The guardrail tools help you AI assistant or agent to avoid certain topics or responses that are prohibited by your organization or by law.

The get_bad_topics tool returns a list of topics that are prohibited (politics, religion, violence, hate speech, adult content, illegal activities). The agent prompt has special instructions to call this tool if it exists, and avoid these topics.

If you want to create your own set of topics, you can define a new tool by the same name (get_bad_topics) that returns a list of different topics, and the agent will use that list to avoid these topics.

Database Tools

Database tools are quite useful if your agent requires access to a combination of RAG tools along with analytics capabilities. For example, consider the EV-assistant demo, providing answers about electric vehicles.
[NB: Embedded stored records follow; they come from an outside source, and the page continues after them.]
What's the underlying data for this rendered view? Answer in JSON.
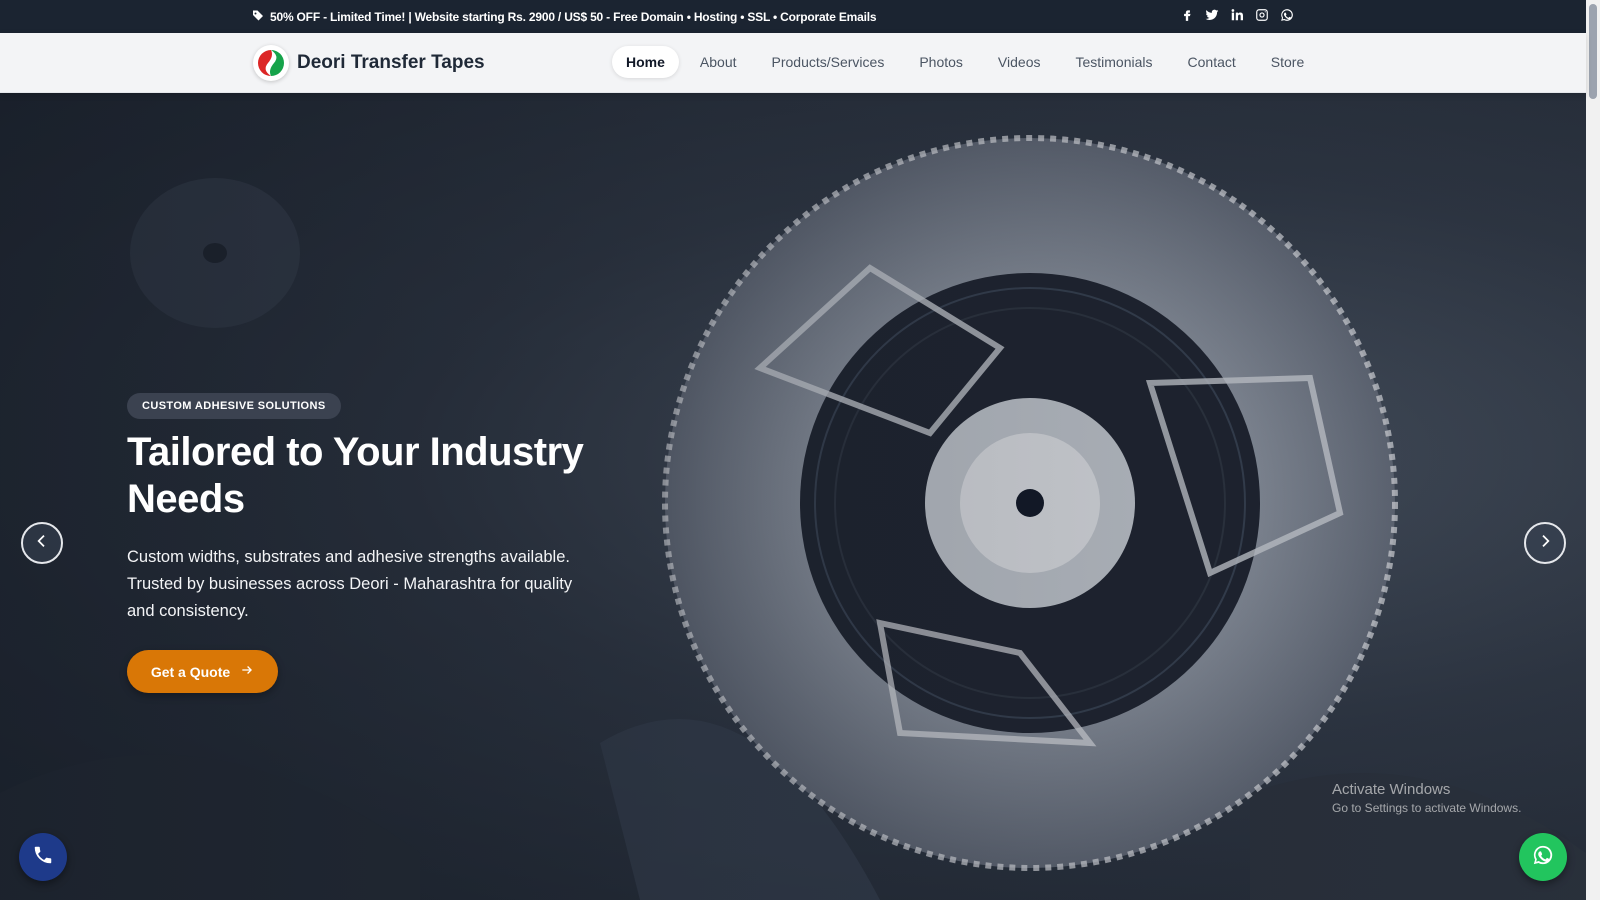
{
  "topbar": {
    "promo_text": "50% OFF - Limited Time! | Website starting Rs. 2900 / US$ 50 - Free Domain • Hosting • SSL • Corporate Emails",
    "socials": [
      "facebook-icon",
      "twitter-icon",
      "linkedin-icon",
      "instagram-icon",
      "whatsapp-icon"
    ]
  },
  "navbar": {
    "brand_name": "Deori Transfer Tapes",
    "items": [
      {
        "label": "Home",
        "active": true
      },
      {
        "label": "About"
      },
      {
        "label": "Products/Services"
      },
      {
        "label": "Photos"
      },
      {
        "label": "Videos"
      },
      {
        "label": "Testimonials"
      },
      {
        "label": "Contact"
      },
      {
        "label": "Store"
      }
    ]
  },
  "hero": {
    "badge": "CUSTOM ADHESIVE SOLUTIONS",
    "headline": "Tailored to Your Industry Needs",
    "subtext": "Custom widths, substrates and adhesive strengths available. Trusted by businesses across Deori - Maharashtra for quality and consistency.",
    "cta_label": "Get a Quote"
  },
  "watermark": {
    "title": "Activate Windows",
    "subtitle": "Go to Settings to activate Windows."
  },
  "colors": {
    "topbar": "#1b2431",
    "accent": "#d97706",
    "call_button": "#1e3a8a",
    "whatsapp_button": "#22c55e"
  }
}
We have provided this assistant with the following tools:

  1. ask_vehicles: A Vectara RAG tool that answers general questions about electric vehicles.
  2. ask_policies: A Vectara RAG tool that answers questions about electric vehicle policies.
  3. The database_tools that can help the agent answer analytics queries based on three datasets: EV population data, EV population size history by county, and EV title and registration activity.
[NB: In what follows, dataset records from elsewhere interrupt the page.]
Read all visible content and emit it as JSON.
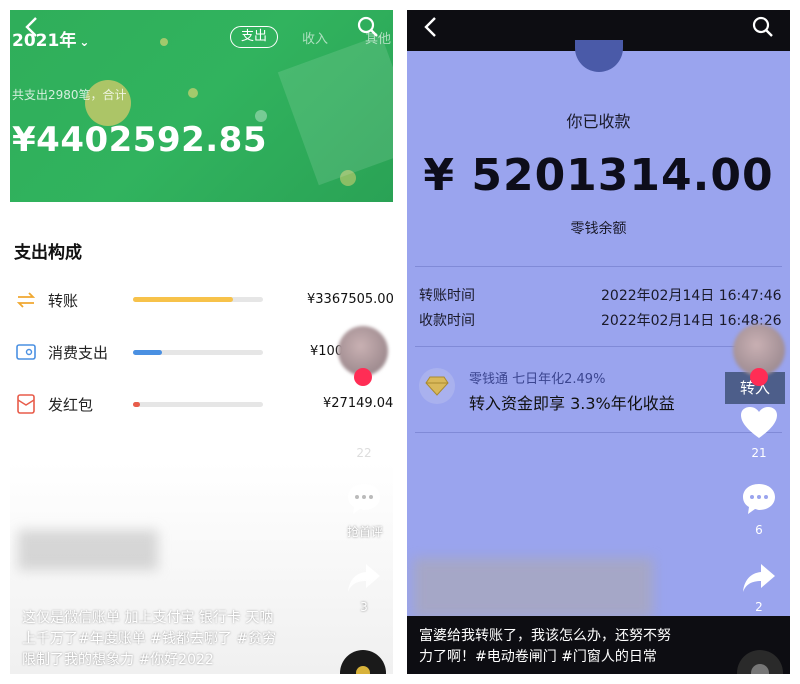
{
  "left": {
    "header": {
      "year_label": "2021年",
      "tab_expense": "支出",
      "tab_income": "收入",
      "tab_other": "其他"
    },
    "summary_text": "共支出2980笔，合计",
    "total_amount": "¥4402592.85",
    "section_title": "支出构成",
    "categories": [
      {
        "label": "转账",
        "amount": "¥3367505.00",
        "bar_fraction": 0.77,
        "color": "#f7c24a",
        "icon": "transfer-icon"
      },
      {
        "label": "消费支出",
        "amount": "¥100",
        "bar_fraction": 0.22,
        "color": "#4a90e2",
        "icon": "card-icon"
      },
      {
        "label": "发红包",
        "amount": "¥27149.04",
        "bar_fraction": 0.03,
        "color": "#e85c4a",
        "icon": "red-packet-icon"
      }
    ],
    "side": {
      "like_count": "22",
      "comment_label": "抢首评",
      "share_count": "3"
    },
    "caption_lines": [
      "这仅是微信账单 加上支付宝 银行卡 天呐",
      "上千万了#年度账单 #钱都去哪了 #贫穷",
      "限制了我的想象力 #你好2022"
    ]
  },
  "right": {
    "received_label": "你已收款",
    "amount": "¥ 5201314.00",
    "balance_label": "零钱余额",
    "transfer_time_label": "转账时间",
    "transfer_time_value": "2022年02月14日 16:47:46",
    "receive_time_label": "收款时间",
    "receive_time_value": "2022年02月14日 16:48:26",
    "promo_title": "零钱通 七日年化2.49%",
    "promo_text": "转入资金即享 3.3%年化收益",
    "transfer_in_button": "转入",
    "side": {
      "like_count": "21",
      "comment_count": "6",
      "share_count": "2"
    },
    "caption_lines": [
      "富婆给我转账了，我该怎么办，还努不努",
      "力了啊！#电动卷闸门 #门窗人的日常"
    ]
  }
}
With the ask_vehicles and ask_policies tools, the ev-assistant can answer questions based on text, and it will use the database tools to answer analytical questions, based on the data.

Here is an example for instantiating the database tools:

# For a single database
database_tools = ToolsFactory().database_tools(
    sql_database=your_database_object,
    tool_name_prefix="ev"
)

This creates five tools:

  1. ev_list_tables: A tool that lists the tables in the database.
  2. ev_describe_tables: A tool that describes the schema of a table.
  3. ev_load_data: A tool that loads data from a table.
  4. ev_load_sample_data tool which provides a sample of the data from a table.
  5. ev_load_unique_values tool which provides unique values for a set of columns in a table.
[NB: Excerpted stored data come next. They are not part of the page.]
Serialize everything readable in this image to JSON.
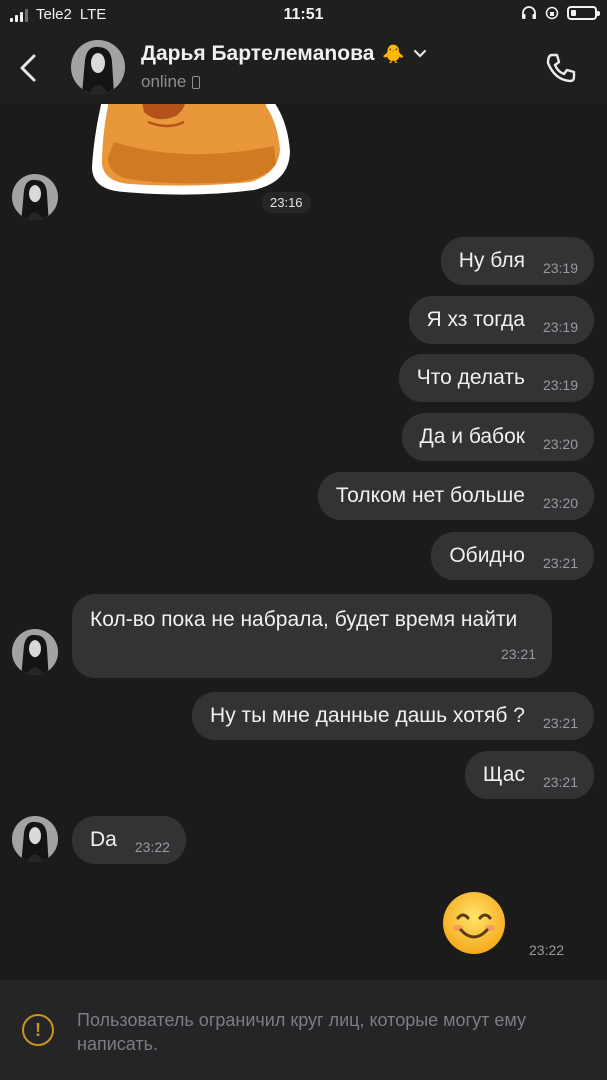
{
  "status_bar": {
    "carrier": "Tele2",
    "network": "LTE",
    "time": "11:51"
  },
  "header": {
    "back_icon": "chevron-left-icon",
    "contact_name": "Дарья Бартелемanова",
    "name_emoji": "🐥",
    "status": "online",
    "call_icon": "phone-icon"
  },
  "messages": [
    {
      "direction": "in",
      "type": "sticker",
      "time": "23:16"
    },
    {
      "direction": "out",
      "text": "Ну бля",
      "time": "23:19"
    },
    {
      "direction": "out",
      "text": "Я хз тогда",
      "time": "23:19"
    },
    {
      "direction": "out",
      "text": "Что делать",
      "time": "23:19"
    },
    {
      "direction": "out",
      "text": "Да и бабок",
      "time": "23:20"
    },
    {
      "direction": "out",
      "text": "Толком нет больше",
      "time": "23:20"
    },
    {
      "direction": "out",
      "text": "Обидно",
      "time": "23:21"
    },
    {
      "direction": "in",
      "text": "Кол-во пока не набрала, будет время найти",
      "time": "23:21"
    },
    {
      "direction": "out",
      "text": "Ну ты мне данные дашь хотяб ?",
      "time": "23:21"
    },
    {
      "direction": "out",
      "text": "Щас",
      "time": "23:21"
    },
    {
      "direction": "in",
      "text": "Da",
      "time": "23:22"
    },
    {
      "direction": "out",
      "type": "emoji",
      "text": "😊",
      "time": "23:22"
    }
  ],
  "notice": {
    "icon": "warning-circle-icon",
    "text": "Пользователь ограничил круг лиц, которые могут ему написать."
  },
  "colors": {
    "background": "#1b1b1c",
    "bubble": "#333335",
    "notice_icon": "#c8971c"
  }
}
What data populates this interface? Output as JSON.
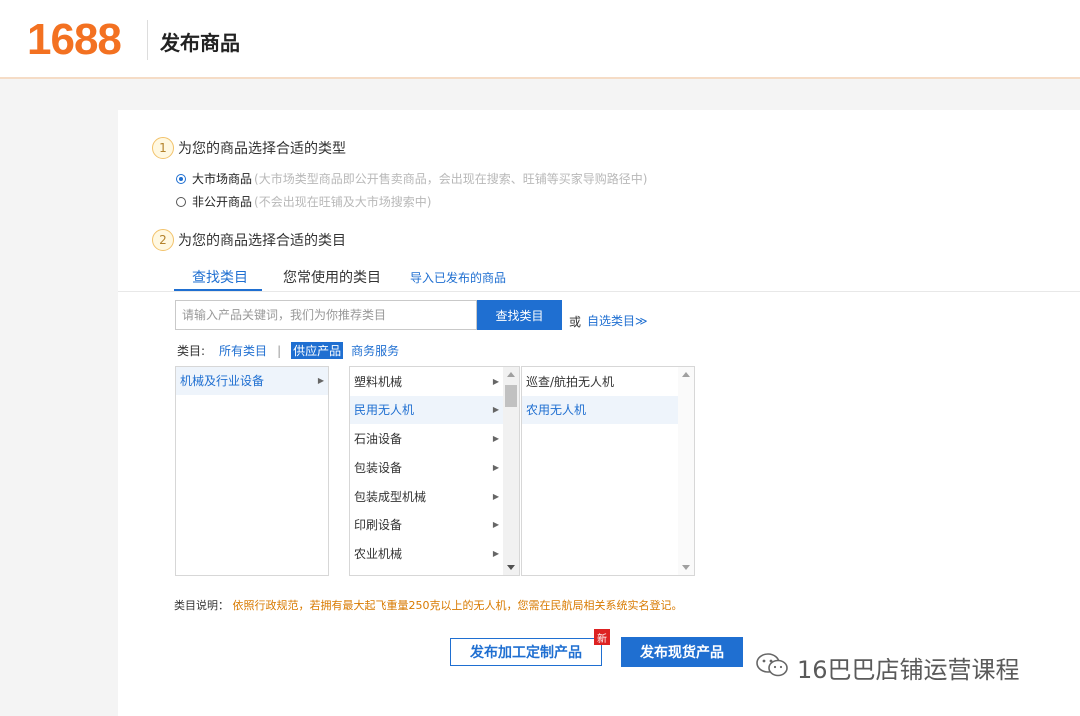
{
  "header": {
    "logo": "1688",
    "title": "发布商品"
  },
  "step1": {
    "num": "1",
    "title": "为您的商品选择合适的类型",
    "options": [
      {
        "label": "大市场商品",
        "hint": "(大市场类型商品即公开售卖商品，会出现在搜索、旺铺等买家导购路径中)",
        "checked": true
      },
      {
        "label": "非公开商品",
        "hint": "(不会出现在旺铺及大市场搜索中)",
        "checked": false
      }
    ]
  },
  "step2": {
    "num": "2",
    "title": "为您的商品选择合适的类目"
  },
  "tabs": [
    {
      "label": "查找类目",
      "active": true
    },
    {
      "label": "您常使用的类目",
      "active": false
    },
    {
      "label": "导入已发布的商品",
      "active": false
    }
  ],
  "search": {
    "placeholder": "请输入产品关键词，我们为你推荐类目",
    "button": "查找类目",
    "or": "或",
    "self_select": "自选类目≫"
  },
  "filter": {
    "label": "类目:",
    "all": "所有类目",
    "sep": "|",
    "supply": "供应产品",
    "service": "商务服务"
  },
  "columns": {
    "level1": [
      {
        "label": "机械及行业设备",
        "selected": true
      }
    ],
    "level2": [
      {
        "label": "塑料机械",
        "selected": false
      },
      {
        "label": "民用无人机",
        "selected": true
      },
      {
        "label": "石油设备",
        "selected": false
      },
      {
        "label": "包装设备",
        "selected": false
      },
      {
        "label": "包装成型机械",
        "selected": false
      },
      {
        "label": "印刷设备",
        "selected": false
      },
      {
        "label": "农业机械",
        "selected": false
      }
    ],
    "level3": [
      {
        "label": "巡查/航拍无人机",
        "selected": false
      },
      {
        "label": "农用无人机",
        "selected": true
      }
    ]
  },
  "description": {
    "label": "类目说明：",
    "text": "依照行政规范，若拥有最大起飞重量250克以上的无人机，您需在民航局相关系统实名登记。"
  },
  "buttons": {
    "custom": "发布加工定制产品",
    "new_badge": "新",
    "stock": "发布现货产品"
  },
  "watermark": "16巴巴店铺运营课程",
  "colors": {
    "brand": "#f37121",
    "accent": "#1f6fd1",
    "warning": "#d87a00"
  }
}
Together, these 5 tools provide a comprehensive set of capabilities for an agent to interact with a database.

For example, an agent can use the ev_list_tables tool to get a list of tables in the database, and then use the ev_describe_tables tool to get the schema of a specific table. It will use the ev_load_sample_data to get a sample of the data in the table, or the ev_load_unique_values to explore the type of values valid for a column. Finally, the agent can use the ev_load_data tool to load the data into the agent\'s memory.

Multiple databases

In the case of EV-assistant, we use only a single database with 4 tables, and tool_name_prefix="ev"

If your use-case includes multiple databases, you can define multiple database tools: each with a different database connection and a different tool_name_prefix.

Other Tools

In addition to the tools above, vectara-agentic also supports these additional tools from the LlamaIndex Tools hub:

  1. arxiv: A tool that queries the arXiv respository of papers.
  2. tavily_research: A tool that queries the web using Tavily.
  3. kuzu: A tool that queries the Kuzu graph database.
  4. exa.ai: A tool that uses EXA.AI search.
  5. brave: A tool that uses Brave Search.
  6. neo4j: A tool that queries a Neo4J graph database.
  7. google: A set of tools that interact with Google services, including Gmail, Google Calendar, and Google Search.
  8. slack: A tool that interacts with Slack.